The Hidden Inn -- out of hiding from this week's Catskill Mountain News

(from this week's Catskill Mountain News)
Take $35,000 and add on nearly three-quarters of a million and you get new life – life that is for an historic inn that was once the heart of its community.


This is Lee Little and Frances Jenkins’s dream for the venerable Hidden Inn in South Kortright. They want to spark a renaissance in this corner of the county. The pair are almost incongruous – one sleek and tanned with gelled hair, broadcloth shirt and khakis; the other sporting a contractor-at-work look: baseball cap, baggy shorts, T-shirt bearing the name of his construction firm – and a pair of square frame glasses like a downstate hipster.


Together they see the future of South Kortright not as some crossroads of state Route 10 and county Route18, but as a place for weddings and celebrations where people will stay overnight and others drive 35, 45 minutes for “a quality meal,” as Jenkins describes it. Both finish each other’s sentences like an old married couple.

Route 28 Resurgence

Jenkins, a second home-owner, works in investment real estate for the Sherman Group while Little runs Second Nature Construction and has already sparked a single-handed resurgence along the Route 28 corridor from Andes to Delhi with his family’s Fisk series of businesses: the auction house, antique stores and B&B. After the inn is up and running, the two will be responsible for more than 50 jobs in the county.
Before it closed a couple years ago, the Hidden Inn showed signs of wear as its previous owner struggled financially. But the stately old inn has now undergone a serious renovation. The bar’s walls have been stripped from heavy black paint to natural wood, showing its age like something in an interior’s magazine and the bar itself is new though hardly looks it. Made of reclaimed wood, it’s been carefully designed to match the walls’ age. There are antiques dotted around like Gould maps and the 19th-century piano made in Walton. The goal is to bring the inn back. Jenkins nods saying, “It had lost its way,” and in the kitchen Little waves his hands broadly explaining what the place was like when they bought it. “The roof was so bad the old pots and pans were full of ice.”

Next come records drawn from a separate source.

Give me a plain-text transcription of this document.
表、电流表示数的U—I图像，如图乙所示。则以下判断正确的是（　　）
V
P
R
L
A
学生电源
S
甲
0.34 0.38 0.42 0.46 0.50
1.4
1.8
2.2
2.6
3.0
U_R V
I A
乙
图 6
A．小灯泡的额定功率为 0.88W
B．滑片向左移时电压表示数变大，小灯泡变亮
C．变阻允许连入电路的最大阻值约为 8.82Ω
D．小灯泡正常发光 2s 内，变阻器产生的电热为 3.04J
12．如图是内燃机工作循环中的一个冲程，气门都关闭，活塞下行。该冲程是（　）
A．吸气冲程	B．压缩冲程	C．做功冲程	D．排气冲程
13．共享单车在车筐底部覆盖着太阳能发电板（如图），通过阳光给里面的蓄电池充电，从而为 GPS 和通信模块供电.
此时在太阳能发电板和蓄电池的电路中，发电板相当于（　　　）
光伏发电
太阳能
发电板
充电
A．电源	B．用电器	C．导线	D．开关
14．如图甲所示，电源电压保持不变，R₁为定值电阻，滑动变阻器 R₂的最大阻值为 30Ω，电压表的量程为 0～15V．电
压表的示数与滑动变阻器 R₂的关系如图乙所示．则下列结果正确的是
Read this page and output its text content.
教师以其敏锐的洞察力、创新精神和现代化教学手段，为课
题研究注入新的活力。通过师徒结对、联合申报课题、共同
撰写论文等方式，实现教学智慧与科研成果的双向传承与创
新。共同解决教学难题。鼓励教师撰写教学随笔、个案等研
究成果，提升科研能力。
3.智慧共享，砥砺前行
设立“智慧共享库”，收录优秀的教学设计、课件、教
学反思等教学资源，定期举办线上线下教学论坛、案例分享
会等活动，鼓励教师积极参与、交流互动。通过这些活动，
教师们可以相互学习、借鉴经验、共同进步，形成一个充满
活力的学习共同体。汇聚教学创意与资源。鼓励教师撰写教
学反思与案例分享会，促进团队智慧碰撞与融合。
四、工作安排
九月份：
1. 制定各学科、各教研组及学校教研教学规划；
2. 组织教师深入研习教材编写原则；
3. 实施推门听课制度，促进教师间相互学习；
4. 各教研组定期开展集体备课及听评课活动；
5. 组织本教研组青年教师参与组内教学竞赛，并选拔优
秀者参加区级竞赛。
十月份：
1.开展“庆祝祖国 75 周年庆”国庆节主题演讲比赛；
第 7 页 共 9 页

Now where those pots of ice once stood, the young chefs – all graduates from Delhi’s culinary school – are busy setting up the kitchen. The two sous chefs were part of the winning team that took a national prize last year, while the head chef Andrew Nichols also won awards while at Delhi.

Exciting Prospects


Tattooed and hip, they’re full of excitement at the challenge and are channeling that image of a new era of chef keen to take on food as if it were a revolution, cooking dishes with ingredients as local as possible. Jenkins and Nichols talk about not having a walk-in freezer as if it were a point of political principle. No walk-in means no frozen foods. Everything will have to be fresh, Nichols explains. Their goal is for each dish to be seasonal with a small, edited menu that reflects the region’s strengths.
Little and Jenkins bought the place at tax auction with a low, “if-we-get-it-we-get-it bid.” Indeed they did get it, and then said, “No way in hell are we doing a restaurant,” Little explains. “But,” Jenkins finishes the thought, “with the right staffing and talent…”

Money-Maker


Now they approach it to make money they both say emphatically – and more than once. Nearly five times in an hour they repeat that they see the inn as a business as if that were their mantra. Destination weddings will be the economic driver. The two see them as a huge growth area for the county. Jenkins does a quick calculation of what they can charge per head – far less than most other popular wedding destinations like the Hamptons or Vermont, and Little says, “The wedding crowd, now that’s our sacred cow.”
To make sure they can attract it and meet the demand for destination weddings the partners are planning on adding 40 rooms to the property, on top of the four they now have upstairs.
But that will be for next year. They own the two acres across the street. Jenkins proudly waves at the plot currently occupied by a gravel parking lot and overgrown weeds. The daisies and yellow vetch bob in the morning rain, waiting for the renaissance to begin. The Hidden Inn is planning to open on Fourth of July weekend.